Do not include student names, ID numbers, or any identifiable medical information.

Prompt

You are an institutional communications assistant for K-12 schools. Help me draft an official message to the school community during a crisis. The message should be clear, calm without minimizing, and specific without disclosing more than appropriate.

Situation:
- Type of crisis: {{crisis_type}}
- Confirmed facts: {{confirmed_facts}}
- What is still under investigation: {{under_investigation}}
- Actions already taken by the school: {{actions_taken}}
- Audience: {{audience}}
- Channel: {{channel}}

The message should:
1. Open by acknowledging the situation directly — no hedging, no dramatizing.
2. State confirmed facts accurately, without speculating about what is unknown.
3. Describe what the school has already done.
4. If there is information still being gathered, say so honestly and give an estimated timeframe for when more will be known.
5. Provide a contact channel for families with specific questions.
6. Close with a sentence that reaffirms the school's commitment to the community's safety — without sounding like a PR slogan.

Length: max 200 words for text message/app, max 350 for formal email. Tone: direct, calm, institutional but human. No legal jargon.

Expected output

Dear {{school_name}} community,

We are writing to inform you about an incident that occurred today during afternoon recess.

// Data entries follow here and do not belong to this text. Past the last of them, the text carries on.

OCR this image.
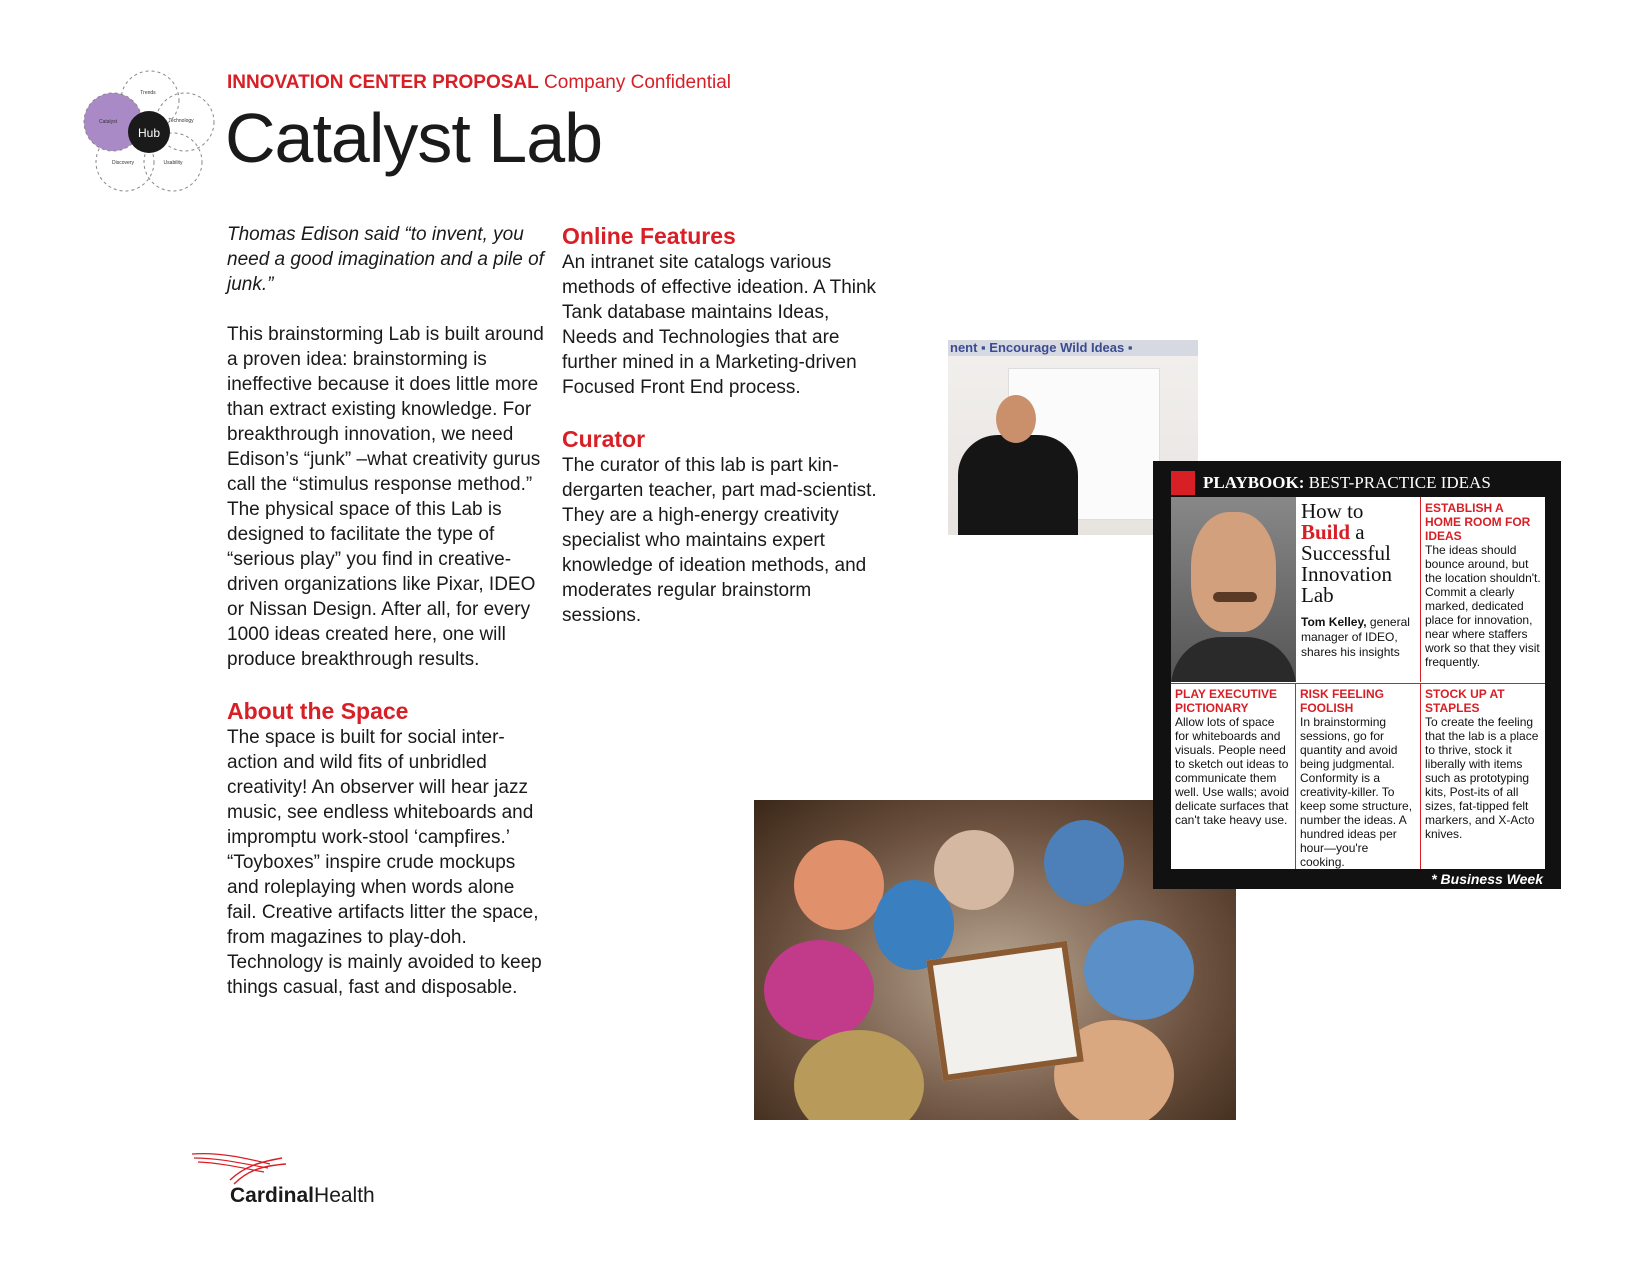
Hub
Trends
Technology
Usability
Discovery
Catalyst
INNOVATION CENTER PROPOSAL Company Confidential
Catalyst Lab

Thomas Edison said “to invent, you need a good imagination and a pile of junk.”

This brainstorming Lab is built around a proven idea: brainstorming is ineffective because it does little more than extract existing knowledge. For breakthrough innovation, we need Edison’s “junk” –what creativity gurus call the “stimulus response method.” The physical space of this Lab is designed to facilitate the type of “serious play” you find in creative-driven organizations like Pixar, IDEO or Nissan Design. After all, for every 1000 ideas created here, one will produce breakthrough results.

About the Space

The space is built for social interaction and wild fits of unbridled creativity! An observer will hear jazz music, see endless whiteboards and impromptu work-stool ‘campfires.’ “Toyboxes” inspire crude mockups and roleplaying when words alone fail. Creative artifacts litter the space, from magazines to play-doh. Technology is mainly avoided to keep things casual, fast and disposable.

Online Features

An intranet site catalogs various methods of effective ideation. A Think Tank database maintains Ideas, Needs and Technologies that are further mined in a Marketing-driven Focused Front End process.

Curator

The curator of this lab is part kindergarten teacher, part mad-scientist. They are a high-energy creativity specialist who maintains expert knowledge of ideation methods, and moderates regular brainstorm sessions.

nent ▪ Encourage Wild Ideas ▪
PLAYBOOK: BEST-PRACTICE IDEAS
How to
Build a Successful Innovation Lab
Tom Kelley, general manager of IDEO, shares his insights
ESTABLISH A HOME ROOM FOR IDEAS
The ideas should bounce around, but the location shouldn't. Commit a clearly marked, dedicated place for innovation, near where staffers work so that they visit frequently.
PLAY EXECUTIVE PICTIONARY
Allow lots of space for whiteboards and visuals. People need to sketch out ideas to communicate them well. Use walls; avoid delicate surfaces that can't take heavy use.
RISK FEELING FOOLISH
In brainstorming sessions, go for quantity and avoid being judgmental. Conformity is a creativity-killer. To keep some structure, number the ideas. A hundred ideas per hour—you're cooking.
STOCK UP AT STAPLES
To create the feeling that the lab is a place to thrive, stock it liberally with items such as prototyping kits, Post-its of all sizes, fat-tipped felt markers, and X-Acto knives.
* Business Week
CardinalHealth
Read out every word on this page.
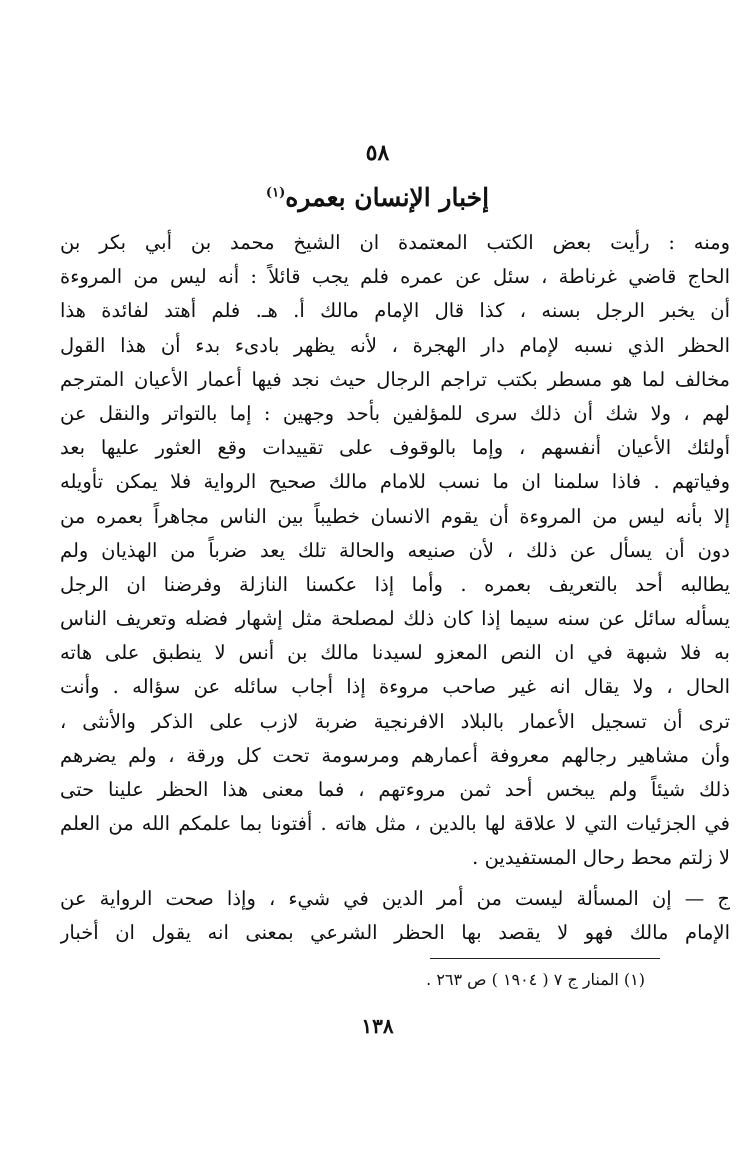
٥٨
إخبار الإنسان بعمره$^{(١)}$
ومنه : رأيت بعض الكتب المعتمدة ان الشيخ محمد بن أبي بكر بن
الحاج قاضي غرناطة ، سئل عن عمره فلم يجب قائلاً : أنه ليس من المروءة
أن يخبر الرجل بسنه ، كذا قال الإمام مالك أ. هـ. فلم أهتد لفائدة هذا
الحظر الذي نسبه لإمام دار الهجرة ، لأنه يظهر بادىء بدء أن هذا القول
مخالف لما هو مسطر بكتب تراجم الرجال حيث نجد فيها أعمار الأعيان المترجم
لهم ، ولا شك أن ذلك سرى للمؤلفين بأحد وجهين : إما بالتواتر والنقل عن
أولئك الأعيان أنفسهم ، وإما بالوقوف على تقييدات وقع العثور عليها بعد
وفياتهم . فاذا سلمنا ان ما نسب للامام مالك صحيح الرواية فلا يمكن تأويله
إلا بأنه ليس من المروءة أن يقوم الانسان خطيباً بين الناس مجاهراً بعمره من
دون أن يسأل عن ذلك ، لأن صنيعه والحالة تلك يعد ضرباً من الهذيان ولم
يطالبه أحد بالتعريف بعمره . وأما إذا عكسنا النازلة وفرضنا ان الرجل
يسأله سائل عن سنه سيما إذا كان ذلك لمصلحة مثل إشهار فضله وتعريف الناس
به فلا شبهة في ان النص المعزو لسيدنا مالك بن أنس لا ينطبق على هاته
الحال ، ولا يقال انه غير صاحب مروءة إذا أجاب سائله عن سؤاله . وأنت
ترى أن تسجيل الأعمار بالبلاد الافرنجية ضربة لازب على الذكر والأنثى ،
وأن مشاهير رجالهم معروفة أعمارهم ومرسومة تحت كل ورقة ، ولم يضرهم
ذلك شيئاً ولم يبخس أحد ثمن مروءتهم ، فما معنى هذا الحظر علينا حتى
في الجزئيات التي لا علاقة لها بالدين ، مثل هاته . أفتونا بما علمكم الله من العلم
لا زلتم محط رحال المستفيدين .
ج — إن المسألة ليست من أمر الدين في شيء ، وإذا صحت الرواية عن
الإمام مالك فهو لا يقصد بها الحظر الشرعي بمعنى انه يقول ان أخبار
(١) المنار ج ٧ ( ١٩٠٤ ) ص ٢٦٣ .
١٣٨
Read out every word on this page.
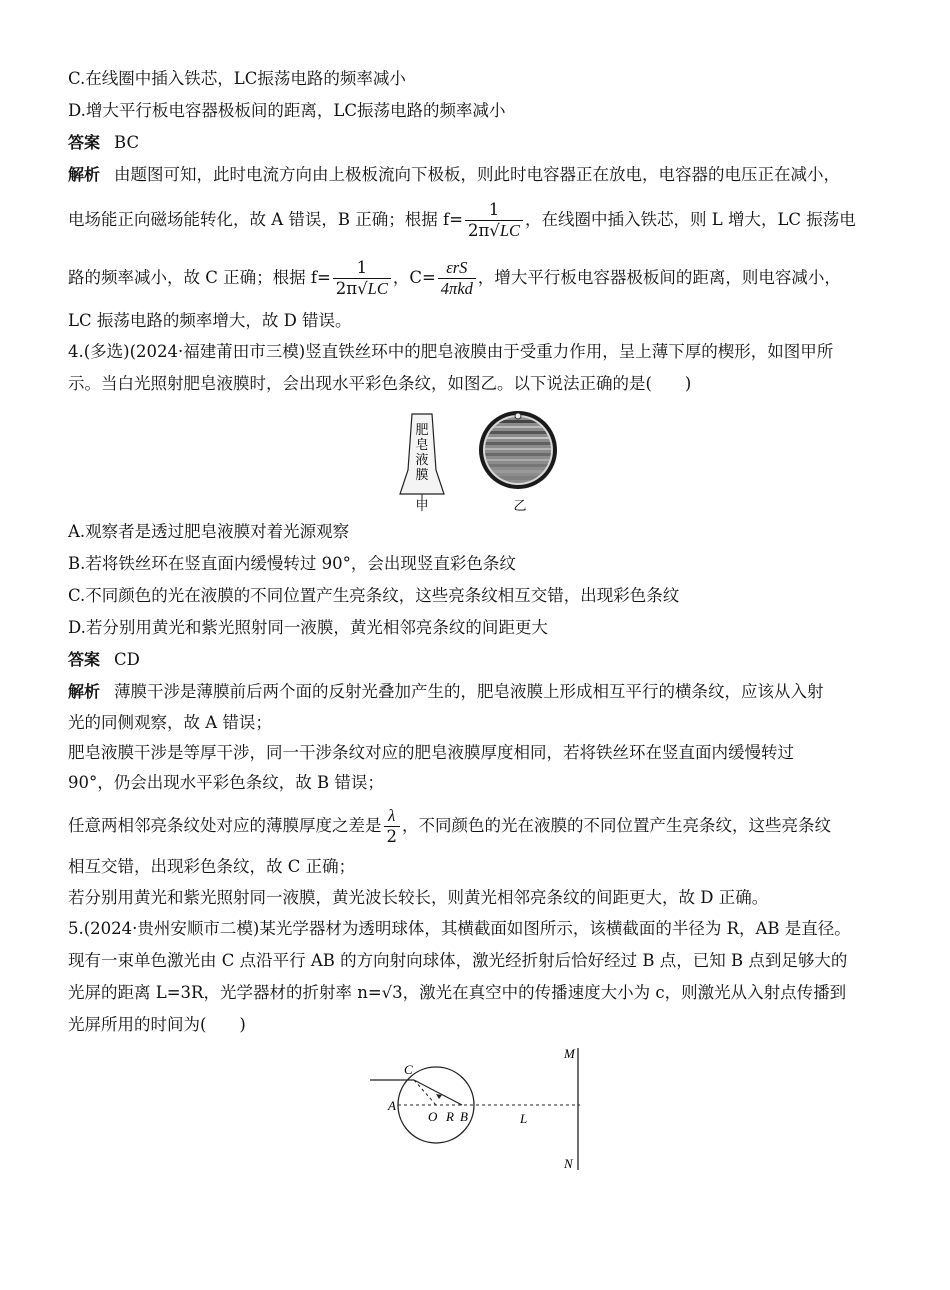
C.在线圈中插入铁芯，LC振荡电路的频率减小
D.增大平行板电容器极板间的距离，LC振荡电路的频率减小
答案 BC
解析 由题图可知，此时电流方向由上极板流向下极板，则此时电容器正在放电，电容器的电压正在减小，
电场能正向磁场能转化，故 A 错误，B 正确；根据 $f= \frac{1}{2\pi√LC}$ ，在线圈中插入铁芯，则 L 增大，LC 振荡电
路的频率减小，故 C 正确；根据 $f= \frac{1}{2\pi√LC}$ ，$C= \frac{\text{εrS}}{\text{4πkd}}$ ，增大平行板电容器极板间的距离，则电容减小，
LC 振荡电路的频率增大，故 D 错误。
4.(多选)(2024·福建莆田市三模)竖直铁丝环中的肥皂液膜由于受重力作用，呈上薄下厚的楔形，如图甲所
示。当白光照射肥皂液膜时，会出现水平彩色条纹，如图乙。以下说法正确的是(　　)
肥
皂
液
膜
甲	乙
A.观察者是透过肥皂液膜对着光源观察
B.若将铁丝环在竖直面内缓慢转过 90°，会出现竖直彩色条纹
C.不同颜色的光在液膜的不同位置产生亮条纹，这些亮条纹相互交错，出现彩色条纹
D.若分别用黄光和紫光照射同一液膜，黄光相邻亮条纹的间距更大
答案 CD
解析 薄膜干涉是薄膜前后两个面的反射光叠加产生的，肥皂液膜上形成相互平行的横条纹，应该从入射
光的同侧观察，故 A 错误；
肥皂液膜干涉是等厚干涉，同一干涉条纹对应的肥皂液膜厚度相同，若将铁丝环在竖直面内缓慢转过
90°，仍会出现水平彩色条纹，故 B 错误；
任意两相邻亮条纹处对应的薄膜厚度之差是 $\frac{\lambda}{2}$ ，不同颜色的光在液膜的不同位置产生亮条纹，这些亮条纹
相互交错，出现彩色条纹，故 C 正确；
若分别用黄光和紫光照射同一液膜，黄光波长较长，则黄光相邻亮条纹的间距更大，故 D 正确。
5.(2024·贵州安顺市二模)某光学器材为透明球体，其横截面如图所示，该横截面的半径为 R，AB 是直径。
现有一束单色激光由 C 点沿平行 AB 的方向射向球体，激光经折射后恰好经过 B 点，已知 B 点到足够大的
光屏的距离 L=3R，光学器材的折射率 n=√3，激光在真空中的传播速度大小为 c，则激光从入射点传播到
光屏所用的时间为(　　)
C
A
O R B	L
M
N
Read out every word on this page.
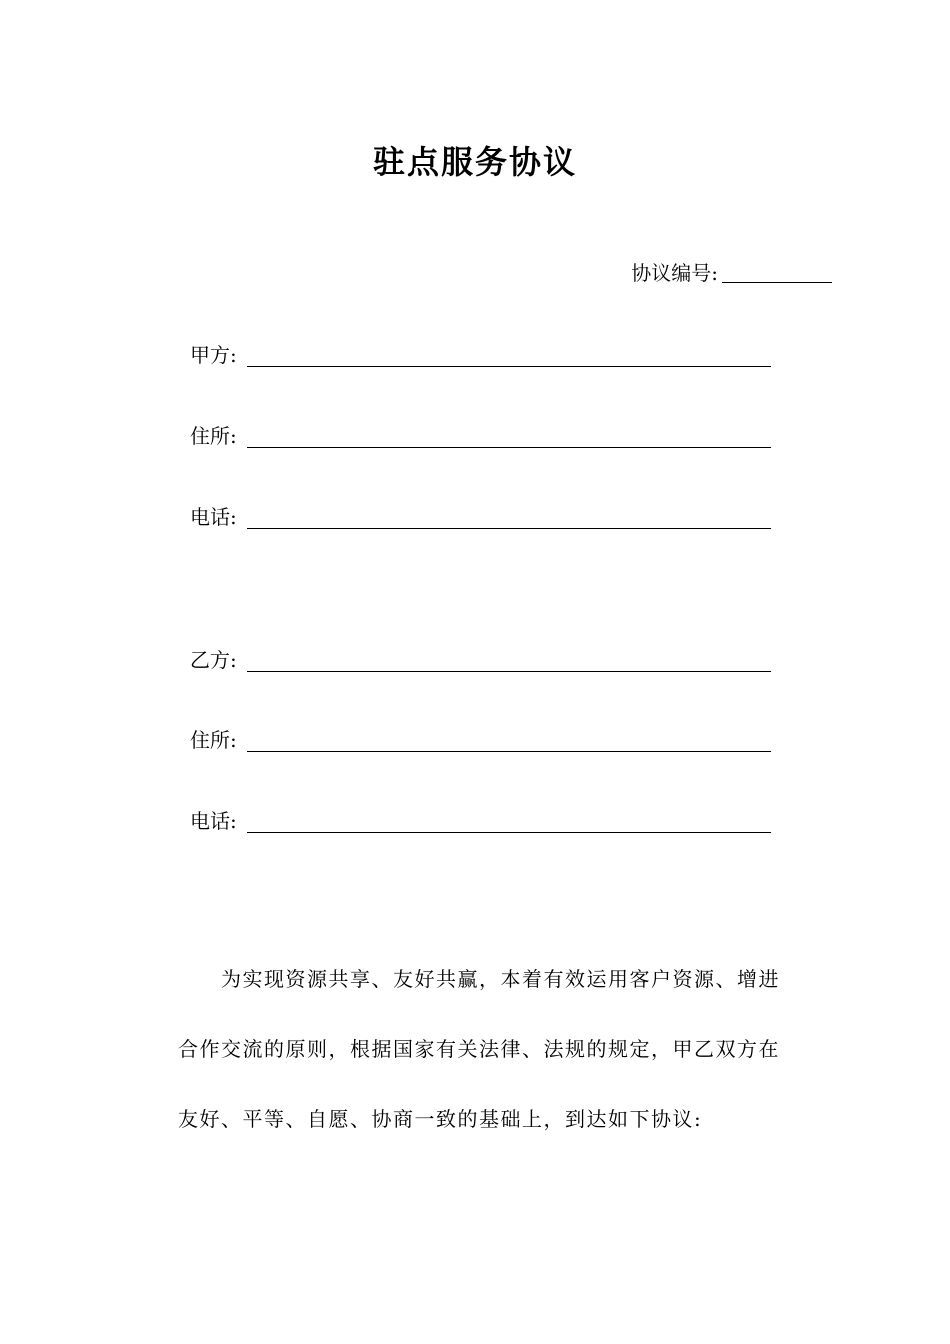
驻点服务协议
协议编号:
甲方:
住所:
电话:
乙方:
住所:
电话:
　　为实现资源共享、友好共赢，本着有效运用客户资源、增进
合作交流的原则，根据国家有关法律、法规的规定，甲乙双方在
友好、平等、自愿、协商一致的基础上，到达如下协议:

What we know: {{fact_summary}}. The student involved received immediate attention and their family has been notified.

We are currently investigating the full circumstances and expect to share more information with you tomorrow.

Our school counselor and student support team are available for any families who would like to speak with someone directly. You can reach [name] at [contact].

Thank you for your continued trust.

{{principal_name}}, Principal — {{school_name}}

Watch out for

  • Do not include the student's name, medical details, or any identifying information in the prompt or in the message itself. Doing so could violate the family's privacy and make the situation worse.
  • If there is a risk of legal action or involvement of child protection authorities, consult with your district and legal counsel before publishing any statement. The AI does not know the legal implications of your specific case.
  • The model may default to a corporate-sounding tone. Check that the final message sounds like your school, not like a company press release.

Suggested iteration

If the message is too long for a text: "Condense this to a WhatsApp message of 5 lines max — just the essentials and a contact number."

If you need a version for teaching staff (more detail): "Rewrite this for the school's teaching staff. They can receive more internal context than families, including which protocols were activated."